Implementing a flexible framework to reduce carbon emissions in the built environment

The construction industry is a major contributor to climate change due to its high greenhouse gas emissions. This study introduces a methodological approach to decarbonising built environments through two adaptable models applicable to both traditional and contemporary architecture in arid and Mediterranean climates. Unlike existing strategies focusing on materials and energy systems, this research highlights morphology as a key factor in carbon reduction, proposing two morphological decarbonisation indicators to assess spatial configurations’ impact on emissions. The methodology integrates life cycle assessment (LCA) with parametric modelling, optimising building design by way of morphological compactness, material choices, and energy systems.
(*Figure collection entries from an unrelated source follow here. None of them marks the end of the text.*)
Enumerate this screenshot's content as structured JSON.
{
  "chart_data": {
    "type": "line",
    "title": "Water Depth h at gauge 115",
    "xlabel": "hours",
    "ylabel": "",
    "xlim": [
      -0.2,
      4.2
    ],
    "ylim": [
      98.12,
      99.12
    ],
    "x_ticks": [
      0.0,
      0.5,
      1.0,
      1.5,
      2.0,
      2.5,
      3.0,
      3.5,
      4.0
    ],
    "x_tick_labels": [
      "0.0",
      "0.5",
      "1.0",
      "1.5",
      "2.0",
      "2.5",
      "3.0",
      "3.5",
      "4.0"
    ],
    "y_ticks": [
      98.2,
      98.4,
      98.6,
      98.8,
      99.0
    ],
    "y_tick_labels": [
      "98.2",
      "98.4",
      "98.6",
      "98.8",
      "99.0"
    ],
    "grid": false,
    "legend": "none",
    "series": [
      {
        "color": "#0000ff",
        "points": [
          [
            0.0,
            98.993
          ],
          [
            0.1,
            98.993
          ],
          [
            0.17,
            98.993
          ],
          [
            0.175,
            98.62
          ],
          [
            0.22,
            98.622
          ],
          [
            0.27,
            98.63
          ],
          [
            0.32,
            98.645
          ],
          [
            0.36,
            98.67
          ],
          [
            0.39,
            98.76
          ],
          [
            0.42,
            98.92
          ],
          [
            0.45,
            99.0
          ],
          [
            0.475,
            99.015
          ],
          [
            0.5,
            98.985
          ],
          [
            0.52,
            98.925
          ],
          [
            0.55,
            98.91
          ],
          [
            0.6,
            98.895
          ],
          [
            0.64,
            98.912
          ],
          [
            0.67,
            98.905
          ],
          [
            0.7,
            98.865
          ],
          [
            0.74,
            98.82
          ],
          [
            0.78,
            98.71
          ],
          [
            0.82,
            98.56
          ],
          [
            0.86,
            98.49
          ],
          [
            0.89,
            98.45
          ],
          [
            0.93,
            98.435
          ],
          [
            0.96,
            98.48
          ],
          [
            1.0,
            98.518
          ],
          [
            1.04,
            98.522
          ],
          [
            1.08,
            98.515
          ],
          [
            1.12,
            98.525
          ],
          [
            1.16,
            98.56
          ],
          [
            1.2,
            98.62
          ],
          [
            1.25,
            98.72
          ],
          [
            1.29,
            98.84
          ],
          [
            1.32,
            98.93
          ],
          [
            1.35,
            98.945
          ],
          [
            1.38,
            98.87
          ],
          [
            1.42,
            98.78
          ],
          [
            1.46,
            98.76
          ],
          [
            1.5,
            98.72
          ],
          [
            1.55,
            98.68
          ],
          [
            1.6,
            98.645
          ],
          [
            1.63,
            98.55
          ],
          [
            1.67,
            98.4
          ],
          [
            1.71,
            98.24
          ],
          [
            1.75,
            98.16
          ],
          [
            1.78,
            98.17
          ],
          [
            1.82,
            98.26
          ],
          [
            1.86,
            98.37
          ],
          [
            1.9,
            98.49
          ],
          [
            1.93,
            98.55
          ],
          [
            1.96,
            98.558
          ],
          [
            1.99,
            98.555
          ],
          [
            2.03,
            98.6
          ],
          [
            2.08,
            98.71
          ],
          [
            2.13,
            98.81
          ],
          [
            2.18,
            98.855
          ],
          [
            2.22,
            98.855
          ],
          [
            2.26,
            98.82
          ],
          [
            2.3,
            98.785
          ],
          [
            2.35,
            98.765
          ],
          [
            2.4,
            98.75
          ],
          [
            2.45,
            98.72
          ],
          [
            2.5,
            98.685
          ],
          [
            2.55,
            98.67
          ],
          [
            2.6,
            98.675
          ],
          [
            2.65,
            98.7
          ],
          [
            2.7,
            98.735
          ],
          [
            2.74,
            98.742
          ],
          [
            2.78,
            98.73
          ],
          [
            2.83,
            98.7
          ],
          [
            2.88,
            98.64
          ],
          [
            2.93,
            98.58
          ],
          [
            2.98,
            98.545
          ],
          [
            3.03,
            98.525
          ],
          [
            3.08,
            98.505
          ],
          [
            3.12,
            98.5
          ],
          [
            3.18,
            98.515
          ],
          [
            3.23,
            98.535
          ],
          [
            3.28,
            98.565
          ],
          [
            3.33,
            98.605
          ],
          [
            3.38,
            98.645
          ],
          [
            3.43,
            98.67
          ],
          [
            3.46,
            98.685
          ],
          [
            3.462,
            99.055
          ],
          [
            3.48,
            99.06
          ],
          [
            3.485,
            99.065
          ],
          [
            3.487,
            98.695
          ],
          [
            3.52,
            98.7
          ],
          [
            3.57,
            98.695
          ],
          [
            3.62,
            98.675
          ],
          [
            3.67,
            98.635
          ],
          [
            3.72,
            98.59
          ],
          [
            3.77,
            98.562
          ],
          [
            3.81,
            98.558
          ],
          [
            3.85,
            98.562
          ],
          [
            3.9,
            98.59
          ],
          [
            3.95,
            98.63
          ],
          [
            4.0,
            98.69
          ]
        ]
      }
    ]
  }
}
LCA, conducted using PLEIADES and its EQUER module, quantifies emissions across construction phases. Results show that cupola and vaulted roofs reduce emissions by 66%, bricks by 10.72%, and optimised construction methods by 52%–60.19%. In addition, demolition-phase reductions exceed 85%, and combining wood energy with efficient systems lowers emissions by 82.68%. Photovoltaic integration further decreases cumulative energy demand, reinforcing the sustainability of the proposed models. These models provide architects, urban planners, and policymakers with valuable tools to optimise sustainability strategies, integrating advanced digital assessments to refine morphological decisions, enhance environmental performance, and promote energy-efficient designs.